10:20: Emily talks about how there's a "spark missing" with Joe.  Recall my initial thought about Joe from the premiere:
10:03: Joe does not stand a chance.  He and Emily don't fit at all.  This is all based on a 20 second interaction and I could not be more certain of this.  Remember that I said this.
 I stand by my initial analysis.

10:24: Chan 1, Joe's chemistry with Emily 0.

10:25: Emily, what do you mean "He did nothing wrong"?  He had nothing but clichés to say, and then when you asked a follow-up question to see if he was full of crap, he couldn't answer it and flipped it back to you. He did everything wrong!

10:28: Wow, no goodbye hug.  That's cold, Joe, cold.

10:30: Emily is crying over sending someone home on their first date.  Imagine what's going to happen when they get down to the final four and she must send someone home after the hometown dates and meeting someone's parents.  Or when it's down to the final two.  There's going to be an epic uglycry.

10:31: You can't show Emily's mom on camera without interviewing her!  I want to know if she's exactly like  Emily.

10:32: Some bigass "look at me" glasses on Aaron.

10:33: Arie, you didn't get a date with Emily because you're the race car driver guy who is for sure staying this week.

10:40: Tony, if you stay tonight, it will be out of sympathy from Emily.  If it was someone in Tony's place that Emily truly had some feelings for - say, Doug or Arie - there's no way that Emily would just have him wait there awkwardly while she read the novel that Ryan wrote for her.  She would have done an "OK, I'll take this and read it later, but thank you so much for this."  But since Tony falls well below Ryan on the Emily's totem pole, she didn't rescue him from the three five ten fifteen minute awkward lurk that he just had to endure.

10:42: Not a chance in hell, Tony.  Not a chance.

10:44: Have you noticed that every time Kalon speaks, it's just one big humblebrag?

10:46: I have no Louis Vuitton luggage.  In fact, I had to google it to get spelling right.  Who's got two thumbs and is not automatically classified as an a****** according to one guy in the house?  This guy.

10:51: I didn't think it was possible for the entire room to do an eyeroll at the same time, but the guys proved me wrong when Emily chose Kalon.
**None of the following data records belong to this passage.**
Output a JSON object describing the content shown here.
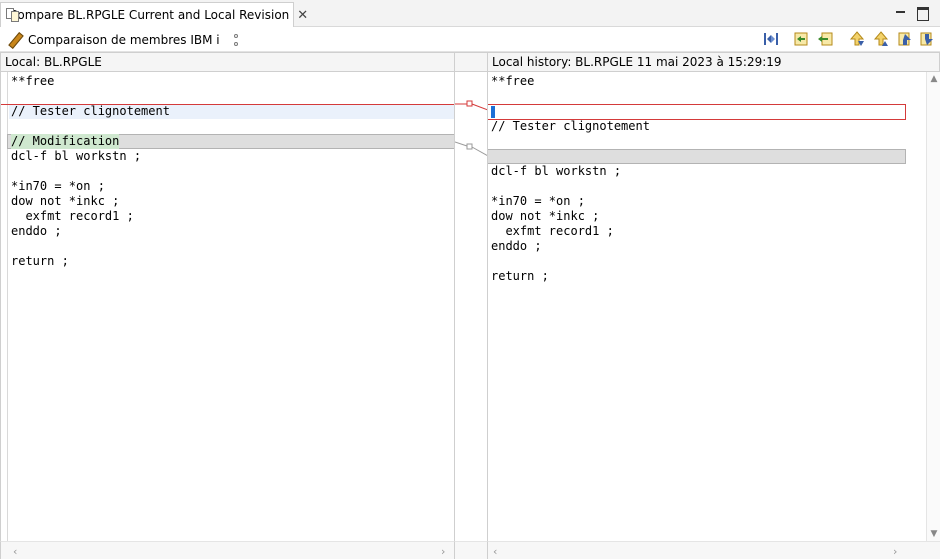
{
  "tab": {
    "title": "Compare BL.RPGLE Current and Local Revision",
    "close_glyph": "✕"
  },
  "toolbar": {
    "label": "Comparaison de membres IBM i",
    "icons": [
      "copy-all-from-right-to-left-icon",
      "copy-current-change-icon",
      "copy-right-to-left-icon",
      "next-difference-icon",
      "previous-difference-icon",
      "next-change-icon",
      "previous-change-icon"
    ]
  },
  "left": {
    "header": "Local: BL.RPGLE",
    "lines": [
      "**free",
      "",
      "// Tester clignotement",
      "",
      "// Modification",
      "dcl-f bl workstn ;",
      "",
      "*in70 = *on ;",
      "dow not *inkc ;",
      "  exfmt record1 ;",
      "enddo ;",
      "",
      "return ;"
    ]
  },
  "right": {
    "header": "Local history: BL.RPGLE 11 mai 2023 à 15:29:19",
    "lines": [
      "**free",
      "",
      "",
      "// Tester clignotement",
      "",
      "",
      "dcl-f bl workstn ;",
      "",
      "*in70 = *on ;",
      "dow not *inkc ;",
      "  exfmt record1 ;",
      "enddo ;",
      "",
      "return ;"
    ]
  },
  "colors": {
    "change_border": "#d43a3a",
    "caret": "#1c6fd6",
    "changed_bg": "#eaf1fb",
    "added_word_bg": "#cfe8cf"
  }
}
10:52: I'm calling Tony and Big Glasses Aaron going home tonight.  Mostly because I can't name anyone else besides Big Glasses Aaron as the second guy, but that's irrelevant.

10:53: Tony with the sympathy rose!

10:53: I don't know who John is.  I only know John "Wolf".

10:55: Big Glasses Aaron, going home!  Getting 1/2 from a room of 12 guys is pretty good, I have to say.

10:58: Emily intentionally breaks the egg next week.  If that's not must-see TV, I don't know what is.

11:01: This season has a completely different feel to it.  They're not pretending like it's not a reality show, and they're not pretending like people don't recognize them in public.  That adds a more realistic feel to the show.  Because of that, I'm much more excited about this season.  It just adds a different dimension that they hadn't had before.